Zudem bringen alte Kassenschlager-Arzneien immer weniger Erlös. Große Hoffnungen liegen auf dem Mittel Avelumab, das das körpereigene Abwehrsystem stärken soll, um Krebszellen zu zerstören. Bei einem seltenen Hautkrebs und Blasenkrebs bekam es erste Zulassungen, scheiterte aber in anderen Tests. In der Pharmasparte ist Avelumab der einzige große Pfeil im Köcher von Merck – er muss sitzen.
Indes muss Merck für die angepeilte Wende 2019 Kompromisse machen. So verkaufte Oschmann die rezeptfreien Arzneien an Procter & Gamble für 3,4 Milliarden Euro. Er braucht das Geld, um Schulden zu senken und teure Pharma-Blockbuster voranzutreiben: „Wir müssen unsere finanziellen Mittel genau einteilen.“ Zumal Merck für Enttäuschungen gewappnet sein muss, sollte Avelumab in weiteren Studien scheitern.
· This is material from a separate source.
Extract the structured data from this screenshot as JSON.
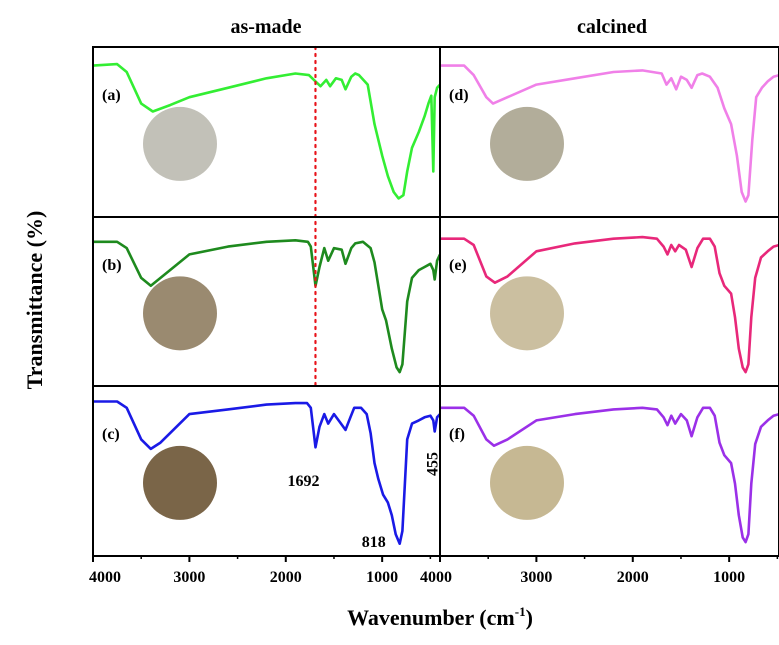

Rückschläge allerdings hat Merck schon viele bewältigt, auch in der Apotheke von einst. Sie wurde im Bombenhagel 1944 weitgehend zerstört, sie soll nun in zwölfter Generation in der Merck-Familie bleiben. Koehlers Nichten könnten in einigen Jahren die neuen Chefinnen sein. Dann kämen die nächsten Mercks zum Zug.